“Can’t we leave him out of it?” she demanded. “I want to get away from you both. Can you understand that? It doesn’t help you any to pick him to pieces.”
“No, but it might help you, if I could rip off that swathing of idealization you’ve wrapped around him,” Fyfe observed patiently. “It’s not a job I have much stomach for however, even if you were willing to let me try. But to come back. You’ve got to stick it out with me, Stella. You’ll hate me for the constraint, I suppose. But until—until things shape up differently—you’ll understand what I’m talking about by and by, I think—you’ve got to abide by the bargain you made with me. I couldn’t force you to stay, I know. But there’s one hold you can’t break—not if I know you at all.”
“What is that?” she asked icily.
“The kid’s,” he murmured.
Stella buried her face in her hands for a minute.
“I’d forgotten—I’d forgotten,” she whispered.

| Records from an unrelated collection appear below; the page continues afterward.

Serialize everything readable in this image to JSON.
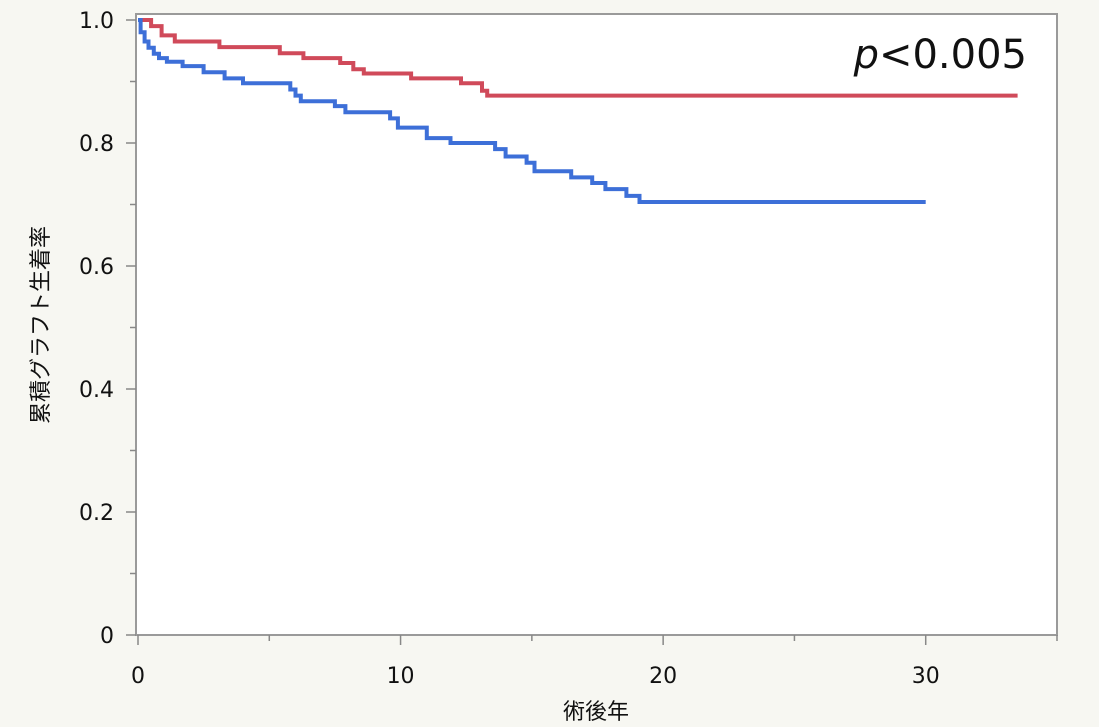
{
  "chart_data": {
    "type": "line",
    "title": "",
    "xlabel": "術後年",
    "ylabel": "累積グラフト生着率",
    "xlim": [
      0,
      35
    ],
    "ylim": [
      0,
      1.0
    ],
    "x_ticks": [
      0,
      10,
      20,
      30
    ],
    "x_tick_labels": [
      "0",
      "10",
      "20",
      "30"
    ],
    "y_ticks": [
      0,
      0.2,
      0.4,
      0.6,
      0.8,
      1.0
    ],
    "y_tick_labels": [
      "0",
      "0.2",
      "0.4",
      "0.6",
      "0.8",
      "1.0"
    ],
    "annotation": {
      "italic": "p",
      "rest": "<0.005"
    },
    "grid": false,
    "series": [
      {
        "color": "#d04a5a",
        "step": true,
        "points": [
          [
            0,
            1.0
          ],
          [
            0.5,
            0.99
          ],
          [
            0.9,
            0.975
          ],
          [
            1.4,
            0.965
          ],
          [
            3.1,
            0.956
          ],
          [
            5.4,
            0.946
          ],
          [
            6.3,
            0.938
          ],
          [
            7.7,
            0.93
          ],
          [
            8.2,
            0.92
          ],
          [
            8.6,
            0.913
          ],
          [
            10.4,
            0.905
          ],
          [
            12.3,
            0.897
          ],
          [
            13.1,
            0.885
          ],
          [
            13.3,
            0.877
          ],
          [
            33.5,
            0.877
          ]
        ]
      },
      {
        "color": "#3d6fd8",
        "step": true,
        "points": [
          [
            0,
            1.0
          ],
          [
            0.1,
            0.98
          ],
          [
            0.25,
            0.965
          ],
          [
            0.4,
            0.955
          ],
          [
            0.6,
            0.945
          ],
          [
            0.8,
            0.938
          ],
          [
            1.1,
            0.932
          ],
          [
            1.7,
            0.925
          ],
          [
            2.5,
            0.915
          ],
          [
            3.3,
            0.905
          ],
          [
            4.0,
            0.897
          ],
          [
            5.8,
            0.887
          ],
          [
            6.0,
            0.877
          ],
          [
            6.2,
            0.868
          ],
          [
            7.5,
            0.86
          ],
          [
            7.9,
            0.85
          ],
          [
            9.6,
            0.84
          ],
          [
            9.9,
            0.825
          ],
          [
            11.0,
            0.808
          ],
          [
            11.9,
            0.8
          ],
          [
            13.6,
            0.79
          ],
          [
            14.0,
            0.778
          ],
          [
            14.8,
            0.768
          ],
          [
            15.1,
            0.754
          ],
          [
            16.5,
            0.744
          ],
          [
            17.3,
            0.735
          ],
          [
            17.8,
            0.725
          ],
          [
            18.6,
            0.714
          ],
          [
            19.1,
            0.704
          ],
          [
            30.0,
            0.704
          ]
        ]
      }
    ]
  }
}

“You understand, don’t you?” he said hesitatingly. “If you leave—I keep our boy.”
“Oh, you’re devilish—to use a club like that,” she cried. “You know I wouldn’t part from my baby—the only thing I’ve got that’s worth having.”
“He’s worth something to me too,” Fyfe muttered. “A lot more than you think, maybe. I’m not trying to club you. There’s nothing in it for me. But for him; well, he needs you. It isn’t his fault he’s here, or that you’re unhappy. I’ve got to protect him, see that he gets a fair shake. I can’t see anything to it but for you to go on being Mrs. Jack Fyfe until such time as you get back to a normal poise. Then it will be time enough to try and work out some arrangement that won’t be too much of a hardship on him. It’s that—or a clean break in which you go your own way, and I try to mother him to the best of my ability. You’ll understand sometime why I’m showing my teeth this way.”

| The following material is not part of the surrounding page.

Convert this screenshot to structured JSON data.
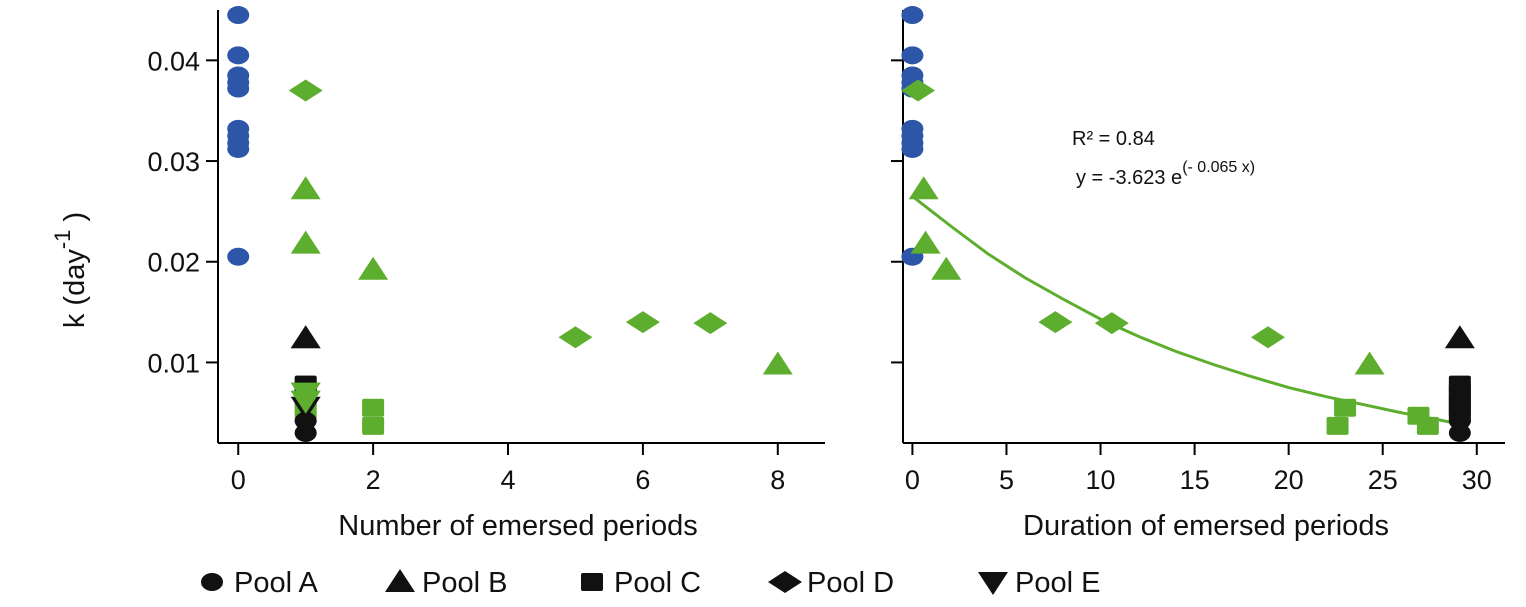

“You have everything on your side,” she admitted dully, after a long interval of silence. “I’m a fool. I admit it. Have things your way. But it won’t work, Jack. This flare-up between us will only smoulder. I think you lay a little too much stress on Monohan. It isn’t that I love him so much as that I don’t love you at all. I can live without him—which I mean to do in any case—far easier than I can live with you. It won’t work.”
“Don’t worry,” he replied. “You won’t be annoyed by me in person. I’ll have my hands full elsewhere.”
They rose and walked on to the house. On the porch Jack Junior was being wheeled back and forth in his carriage. He lifted chubby arms to his mother as she came up the steps. Stella carried him inside, hugging the sturdy, blue-eyed mite close to her breast. She did not want to cry, but she could not help it. It was as if she had been threatened with irrevocable loss of that precious bit of her own flesh and blood. She hugged him to her, whispering mother-talk, half-hysterical, wholly tender.